El lado oscuro de ser una mujer

Tipo 2016 y muy de la nada escribí una columna sobre el acoso con el que vivimos cada día las mujeres. No fue a propósito, estaba escribiendo otra cosa, pero fue como si de pronto agarrara forma una molestia no descrita muy dentro de mi cuerpo y se expulsara sola con lujo de detalles. Todavía no había aparecido el #MeToo, entonces yo todavía creía que esto no le pasaba a todo el mundo, aunque sí sabía que las mujeres en general lo teníamos más difícil.

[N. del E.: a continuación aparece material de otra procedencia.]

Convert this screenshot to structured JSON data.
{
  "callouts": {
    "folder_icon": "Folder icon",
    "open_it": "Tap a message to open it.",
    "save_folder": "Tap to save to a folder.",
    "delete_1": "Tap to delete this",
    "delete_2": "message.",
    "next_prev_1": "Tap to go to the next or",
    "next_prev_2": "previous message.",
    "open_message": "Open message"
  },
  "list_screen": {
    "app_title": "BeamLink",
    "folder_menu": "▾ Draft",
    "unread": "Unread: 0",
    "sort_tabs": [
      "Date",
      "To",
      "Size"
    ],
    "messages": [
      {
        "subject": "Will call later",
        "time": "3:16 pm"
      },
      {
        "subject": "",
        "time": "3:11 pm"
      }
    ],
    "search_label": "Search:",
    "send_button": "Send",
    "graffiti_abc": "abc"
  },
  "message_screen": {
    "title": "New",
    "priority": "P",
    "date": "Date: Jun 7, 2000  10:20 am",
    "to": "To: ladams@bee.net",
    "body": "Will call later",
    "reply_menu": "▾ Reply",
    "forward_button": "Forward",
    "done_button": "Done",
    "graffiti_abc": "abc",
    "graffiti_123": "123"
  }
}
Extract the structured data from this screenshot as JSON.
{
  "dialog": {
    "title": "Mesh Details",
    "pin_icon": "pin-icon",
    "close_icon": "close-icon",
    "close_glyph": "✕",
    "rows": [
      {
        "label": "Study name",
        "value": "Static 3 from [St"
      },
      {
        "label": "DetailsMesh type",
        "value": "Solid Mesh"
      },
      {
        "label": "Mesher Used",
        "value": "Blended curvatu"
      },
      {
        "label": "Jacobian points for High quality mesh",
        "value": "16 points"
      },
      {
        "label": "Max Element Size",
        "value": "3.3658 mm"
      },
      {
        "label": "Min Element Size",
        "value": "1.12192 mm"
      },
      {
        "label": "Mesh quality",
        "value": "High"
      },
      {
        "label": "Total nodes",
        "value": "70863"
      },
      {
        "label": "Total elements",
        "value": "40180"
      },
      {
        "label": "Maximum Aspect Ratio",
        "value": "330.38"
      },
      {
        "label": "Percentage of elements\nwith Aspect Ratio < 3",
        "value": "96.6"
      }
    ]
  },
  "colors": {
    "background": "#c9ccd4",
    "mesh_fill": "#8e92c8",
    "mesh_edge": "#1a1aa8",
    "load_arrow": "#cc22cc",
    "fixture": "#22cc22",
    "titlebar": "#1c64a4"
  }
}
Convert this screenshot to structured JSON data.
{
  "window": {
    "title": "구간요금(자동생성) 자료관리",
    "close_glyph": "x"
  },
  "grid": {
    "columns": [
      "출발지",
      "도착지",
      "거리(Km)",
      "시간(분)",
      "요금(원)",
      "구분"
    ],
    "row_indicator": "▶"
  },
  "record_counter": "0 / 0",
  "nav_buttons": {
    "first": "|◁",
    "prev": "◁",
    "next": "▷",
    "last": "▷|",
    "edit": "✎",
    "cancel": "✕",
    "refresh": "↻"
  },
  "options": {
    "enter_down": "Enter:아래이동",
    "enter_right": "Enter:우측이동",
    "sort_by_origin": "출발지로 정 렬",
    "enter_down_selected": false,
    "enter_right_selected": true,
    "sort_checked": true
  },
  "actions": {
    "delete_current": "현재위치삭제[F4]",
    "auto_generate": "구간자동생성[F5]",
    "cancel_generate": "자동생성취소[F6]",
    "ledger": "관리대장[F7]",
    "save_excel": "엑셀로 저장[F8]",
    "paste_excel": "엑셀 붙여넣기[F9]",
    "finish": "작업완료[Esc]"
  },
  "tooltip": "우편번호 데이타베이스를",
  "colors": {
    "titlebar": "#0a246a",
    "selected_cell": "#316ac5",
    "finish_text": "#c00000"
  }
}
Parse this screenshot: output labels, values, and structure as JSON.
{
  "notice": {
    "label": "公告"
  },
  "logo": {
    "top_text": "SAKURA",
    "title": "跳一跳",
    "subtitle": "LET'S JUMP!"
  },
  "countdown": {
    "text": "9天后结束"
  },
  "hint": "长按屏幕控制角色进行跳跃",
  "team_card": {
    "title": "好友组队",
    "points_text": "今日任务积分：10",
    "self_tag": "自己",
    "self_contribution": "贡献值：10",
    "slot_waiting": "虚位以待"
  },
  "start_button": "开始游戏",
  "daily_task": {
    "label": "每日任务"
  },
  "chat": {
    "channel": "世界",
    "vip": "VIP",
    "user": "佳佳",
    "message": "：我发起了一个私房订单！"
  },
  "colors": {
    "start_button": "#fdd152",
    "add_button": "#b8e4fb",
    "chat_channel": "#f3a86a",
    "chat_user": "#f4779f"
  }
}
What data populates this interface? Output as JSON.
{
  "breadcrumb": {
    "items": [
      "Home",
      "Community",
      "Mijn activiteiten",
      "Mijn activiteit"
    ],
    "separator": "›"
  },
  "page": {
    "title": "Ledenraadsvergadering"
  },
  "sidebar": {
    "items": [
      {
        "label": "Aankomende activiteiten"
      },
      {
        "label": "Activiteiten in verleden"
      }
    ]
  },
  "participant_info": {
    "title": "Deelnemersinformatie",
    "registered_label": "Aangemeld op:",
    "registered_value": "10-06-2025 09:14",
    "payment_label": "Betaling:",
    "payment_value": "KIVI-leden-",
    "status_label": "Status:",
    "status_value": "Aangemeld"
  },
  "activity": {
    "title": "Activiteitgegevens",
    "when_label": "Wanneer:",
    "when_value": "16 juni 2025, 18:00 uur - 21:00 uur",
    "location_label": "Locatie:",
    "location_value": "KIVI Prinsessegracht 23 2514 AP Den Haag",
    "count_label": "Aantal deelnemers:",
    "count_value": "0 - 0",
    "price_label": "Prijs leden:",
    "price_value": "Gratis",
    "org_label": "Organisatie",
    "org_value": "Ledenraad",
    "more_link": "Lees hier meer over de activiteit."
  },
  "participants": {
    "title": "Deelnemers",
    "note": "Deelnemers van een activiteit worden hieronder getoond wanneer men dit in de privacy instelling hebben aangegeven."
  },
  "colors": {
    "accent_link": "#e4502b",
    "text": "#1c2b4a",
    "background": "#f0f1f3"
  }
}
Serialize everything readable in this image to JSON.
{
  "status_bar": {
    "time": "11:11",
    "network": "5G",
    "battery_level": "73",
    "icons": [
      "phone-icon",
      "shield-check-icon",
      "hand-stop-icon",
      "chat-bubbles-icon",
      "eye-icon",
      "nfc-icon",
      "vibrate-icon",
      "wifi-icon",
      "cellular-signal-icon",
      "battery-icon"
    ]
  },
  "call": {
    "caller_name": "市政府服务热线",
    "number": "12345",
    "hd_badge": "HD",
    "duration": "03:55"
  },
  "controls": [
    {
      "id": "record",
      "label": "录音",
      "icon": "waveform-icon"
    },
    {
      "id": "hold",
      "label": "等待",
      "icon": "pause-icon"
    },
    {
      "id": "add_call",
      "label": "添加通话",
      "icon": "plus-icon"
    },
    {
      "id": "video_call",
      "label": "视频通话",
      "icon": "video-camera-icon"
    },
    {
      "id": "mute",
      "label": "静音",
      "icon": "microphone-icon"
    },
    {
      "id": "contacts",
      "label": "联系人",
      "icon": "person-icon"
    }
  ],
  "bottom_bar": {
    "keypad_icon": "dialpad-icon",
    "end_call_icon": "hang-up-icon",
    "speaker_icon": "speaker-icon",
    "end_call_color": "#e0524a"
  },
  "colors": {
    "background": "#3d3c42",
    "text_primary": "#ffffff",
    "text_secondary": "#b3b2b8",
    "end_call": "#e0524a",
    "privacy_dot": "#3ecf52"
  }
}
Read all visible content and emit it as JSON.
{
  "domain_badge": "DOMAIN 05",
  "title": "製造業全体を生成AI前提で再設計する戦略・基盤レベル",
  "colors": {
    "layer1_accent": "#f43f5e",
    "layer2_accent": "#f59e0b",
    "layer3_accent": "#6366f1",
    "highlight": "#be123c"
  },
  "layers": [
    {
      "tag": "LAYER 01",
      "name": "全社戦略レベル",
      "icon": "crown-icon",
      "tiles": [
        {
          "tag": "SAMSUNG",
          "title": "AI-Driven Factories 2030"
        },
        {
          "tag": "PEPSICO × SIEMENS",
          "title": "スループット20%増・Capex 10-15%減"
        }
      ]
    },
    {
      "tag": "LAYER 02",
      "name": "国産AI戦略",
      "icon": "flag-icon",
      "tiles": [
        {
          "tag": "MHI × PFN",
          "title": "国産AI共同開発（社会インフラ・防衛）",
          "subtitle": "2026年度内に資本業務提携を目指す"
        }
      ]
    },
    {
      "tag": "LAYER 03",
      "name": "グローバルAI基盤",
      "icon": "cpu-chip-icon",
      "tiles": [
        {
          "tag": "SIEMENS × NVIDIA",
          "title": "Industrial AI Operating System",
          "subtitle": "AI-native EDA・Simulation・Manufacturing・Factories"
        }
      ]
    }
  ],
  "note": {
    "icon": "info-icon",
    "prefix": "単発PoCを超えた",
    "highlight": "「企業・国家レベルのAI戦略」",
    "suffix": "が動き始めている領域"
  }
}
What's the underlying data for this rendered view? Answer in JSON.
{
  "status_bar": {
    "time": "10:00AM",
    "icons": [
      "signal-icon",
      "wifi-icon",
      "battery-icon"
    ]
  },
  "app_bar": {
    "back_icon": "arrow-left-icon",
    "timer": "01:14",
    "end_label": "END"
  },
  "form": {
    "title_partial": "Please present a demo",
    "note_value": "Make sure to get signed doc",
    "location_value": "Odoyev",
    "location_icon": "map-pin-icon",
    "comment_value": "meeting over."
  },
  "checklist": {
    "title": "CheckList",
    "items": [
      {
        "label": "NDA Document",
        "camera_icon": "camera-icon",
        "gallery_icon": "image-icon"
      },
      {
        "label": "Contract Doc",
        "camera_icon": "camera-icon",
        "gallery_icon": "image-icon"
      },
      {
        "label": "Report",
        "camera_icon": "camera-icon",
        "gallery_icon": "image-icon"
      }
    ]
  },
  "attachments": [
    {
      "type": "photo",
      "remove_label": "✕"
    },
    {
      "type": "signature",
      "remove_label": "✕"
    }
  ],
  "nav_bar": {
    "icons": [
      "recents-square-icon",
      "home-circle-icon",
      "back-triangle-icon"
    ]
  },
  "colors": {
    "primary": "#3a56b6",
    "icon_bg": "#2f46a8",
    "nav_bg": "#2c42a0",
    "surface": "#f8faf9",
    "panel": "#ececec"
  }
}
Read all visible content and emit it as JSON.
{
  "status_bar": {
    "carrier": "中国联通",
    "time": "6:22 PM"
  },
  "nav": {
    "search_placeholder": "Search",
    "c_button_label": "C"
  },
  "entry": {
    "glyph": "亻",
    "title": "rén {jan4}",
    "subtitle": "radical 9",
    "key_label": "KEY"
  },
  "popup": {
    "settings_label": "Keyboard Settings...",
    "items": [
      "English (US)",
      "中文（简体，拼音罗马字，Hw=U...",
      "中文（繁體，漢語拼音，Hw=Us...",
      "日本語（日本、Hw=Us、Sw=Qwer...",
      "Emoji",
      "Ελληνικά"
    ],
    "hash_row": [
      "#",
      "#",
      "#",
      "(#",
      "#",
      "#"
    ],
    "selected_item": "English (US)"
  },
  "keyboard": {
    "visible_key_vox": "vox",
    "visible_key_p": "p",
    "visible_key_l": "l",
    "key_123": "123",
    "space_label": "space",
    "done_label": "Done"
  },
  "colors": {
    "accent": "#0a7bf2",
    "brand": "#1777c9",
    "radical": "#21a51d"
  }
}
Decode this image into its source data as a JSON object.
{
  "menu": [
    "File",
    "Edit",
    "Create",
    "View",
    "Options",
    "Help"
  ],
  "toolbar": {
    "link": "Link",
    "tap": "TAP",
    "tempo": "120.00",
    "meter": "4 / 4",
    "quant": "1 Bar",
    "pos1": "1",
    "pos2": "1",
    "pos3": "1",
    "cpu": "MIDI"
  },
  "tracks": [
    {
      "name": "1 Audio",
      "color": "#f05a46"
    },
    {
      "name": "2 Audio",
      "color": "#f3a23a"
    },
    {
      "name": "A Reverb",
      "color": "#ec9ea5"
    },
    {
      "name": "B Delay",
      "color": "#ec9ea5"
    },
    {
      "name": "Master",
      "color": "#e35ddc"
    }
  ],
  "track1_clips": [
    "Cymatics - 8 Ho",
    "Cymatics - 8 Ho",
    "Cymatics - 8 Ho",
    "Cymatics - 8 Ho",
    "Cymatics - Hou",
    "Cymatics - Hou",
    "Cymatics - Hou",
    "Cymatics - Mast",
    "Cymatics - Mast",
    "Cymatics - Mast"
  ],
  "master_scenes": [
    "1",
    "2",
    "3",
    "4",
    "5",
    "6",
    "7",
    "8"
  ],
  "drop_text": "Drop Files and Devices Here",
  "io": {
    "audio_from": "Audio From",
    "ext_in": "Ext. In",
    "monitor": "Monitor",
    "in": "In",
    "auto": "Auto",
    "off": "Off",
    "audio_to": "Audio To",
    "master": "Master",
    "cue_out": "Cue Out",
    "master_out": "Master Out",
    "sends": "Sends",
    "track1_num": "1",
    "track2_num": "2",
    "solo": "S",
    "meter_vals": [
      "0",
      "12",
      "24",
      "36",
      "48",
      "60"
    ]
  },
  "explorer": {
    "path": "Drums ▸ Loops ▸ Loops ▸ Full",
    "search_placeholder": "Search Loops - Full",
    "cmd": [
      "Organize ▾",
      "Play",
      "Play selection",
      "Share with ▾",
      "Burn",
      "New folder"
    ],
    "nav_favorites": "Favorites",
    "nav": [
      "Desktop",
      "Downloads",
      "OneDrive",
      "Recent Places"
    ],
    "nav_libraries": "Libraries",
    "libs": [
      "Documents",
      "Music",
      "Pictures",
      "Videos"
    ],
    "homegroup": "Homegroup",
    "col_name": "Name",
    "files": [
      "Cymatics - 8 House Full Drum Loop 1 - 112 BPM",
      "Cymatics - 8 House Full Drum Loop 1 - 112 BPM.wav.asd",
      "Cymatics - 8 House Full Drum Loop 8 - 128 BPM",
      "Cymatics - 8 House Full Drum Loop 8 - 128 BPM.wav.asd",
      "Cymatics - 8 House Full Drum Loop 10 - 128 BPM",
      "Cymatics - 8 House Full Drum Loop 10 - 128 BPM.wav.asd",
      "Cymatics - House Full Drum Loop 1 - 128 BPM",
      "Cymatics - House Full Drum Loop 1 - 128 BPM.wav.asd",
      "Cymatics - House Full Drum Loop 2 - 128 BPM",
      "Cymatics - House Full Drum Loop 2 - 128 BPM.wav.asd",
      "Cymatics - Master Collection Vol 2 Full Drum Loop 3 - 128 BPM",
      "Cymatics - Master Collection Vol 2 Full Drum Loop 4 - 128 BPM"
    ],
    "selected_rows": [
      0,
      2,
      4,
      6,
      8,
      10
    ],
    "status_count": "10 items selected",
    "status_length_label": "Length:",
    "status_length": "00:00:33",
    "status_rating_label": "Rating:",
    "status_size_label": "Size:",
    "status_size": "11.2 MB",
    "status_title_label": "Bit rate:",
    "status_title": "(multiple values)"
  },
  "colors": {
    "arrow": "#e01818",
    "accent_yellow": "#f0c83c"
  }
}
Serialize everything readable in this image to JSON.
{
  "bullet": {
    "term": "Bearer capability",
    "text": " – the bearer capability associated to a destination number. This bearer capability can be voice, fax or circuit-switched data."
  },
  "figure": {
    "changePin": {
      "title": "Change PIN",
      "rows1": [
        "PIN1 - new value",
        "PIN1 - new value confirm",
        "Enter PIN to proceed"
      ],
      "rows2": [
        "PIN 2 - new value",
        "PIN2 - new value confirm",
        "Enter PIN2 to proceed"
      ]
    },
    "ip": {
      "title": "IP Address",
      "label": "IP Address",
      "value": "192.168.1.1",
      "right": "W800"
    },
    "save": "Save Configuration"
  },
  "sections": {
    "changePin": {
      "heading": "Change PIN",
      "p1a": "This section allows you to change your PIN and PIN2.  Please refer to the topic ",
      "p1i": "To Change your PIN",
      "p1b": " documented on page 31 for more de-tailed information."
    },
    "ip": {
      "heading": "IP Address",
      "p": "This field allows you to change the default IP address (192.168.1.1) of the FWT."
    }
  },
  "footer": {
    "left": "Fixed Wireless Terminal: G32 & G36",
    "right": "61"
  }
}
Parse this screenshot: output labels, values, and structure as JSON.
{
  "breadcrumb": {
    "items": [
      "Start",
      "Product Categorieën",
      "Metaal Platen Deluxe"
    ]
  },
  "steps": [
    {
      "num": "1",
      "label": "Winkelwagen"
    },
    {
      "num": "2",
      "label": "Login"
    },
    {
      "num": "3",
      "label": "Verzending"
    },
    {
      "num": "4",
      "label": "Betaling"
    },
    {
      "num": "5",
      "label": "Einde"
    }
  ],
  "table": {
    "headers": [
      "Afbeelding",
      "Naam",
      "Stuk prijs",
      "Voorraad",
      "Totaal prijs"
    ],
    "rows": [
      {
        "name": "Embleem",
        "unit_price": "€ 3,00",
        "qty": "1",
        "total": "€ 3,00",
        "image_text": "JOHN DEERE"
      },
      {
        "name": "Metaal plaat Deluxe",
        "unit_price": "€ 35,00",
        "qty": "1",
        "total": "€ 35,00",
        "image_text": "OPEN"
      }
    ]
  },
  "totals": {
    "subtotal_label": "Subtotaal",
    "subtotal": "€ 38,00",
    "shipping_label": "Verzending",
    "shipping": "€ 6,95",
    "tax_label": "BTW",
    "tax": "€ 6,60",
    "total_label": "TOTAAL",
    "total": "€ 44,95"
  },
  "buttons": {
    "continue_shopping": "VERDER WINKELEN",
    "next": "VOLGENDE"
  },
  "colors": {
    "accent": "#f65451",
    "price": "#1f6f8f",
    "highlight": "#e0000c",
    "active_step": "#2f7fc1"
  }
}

Por eso mismo y también por pudor personal no me atreví a publicarlo entonces, pero hoy en honor al 8M y a todas las otras mujeres, lo hago. Porque eso que me pasó a mí, es lo que nos pasa a todas, y también porque es algo de lo que todavía falta hablar mucho, algo que muchos todavía ni se imaginan cómo pasa y cuánto pasa.

Yo sentí tanto alivio cuando lo escribí. Poder contar mi experiencia y que haya quedado allí, como un testimonio de lo que (todavía) sí sucede. Espero que también traiga alivio a otras mujeres, cuando vean que no están solas en esto y que, lento pero seguro, el mundo al fin está cambiando, porque al fin estamos diciendo la verdad.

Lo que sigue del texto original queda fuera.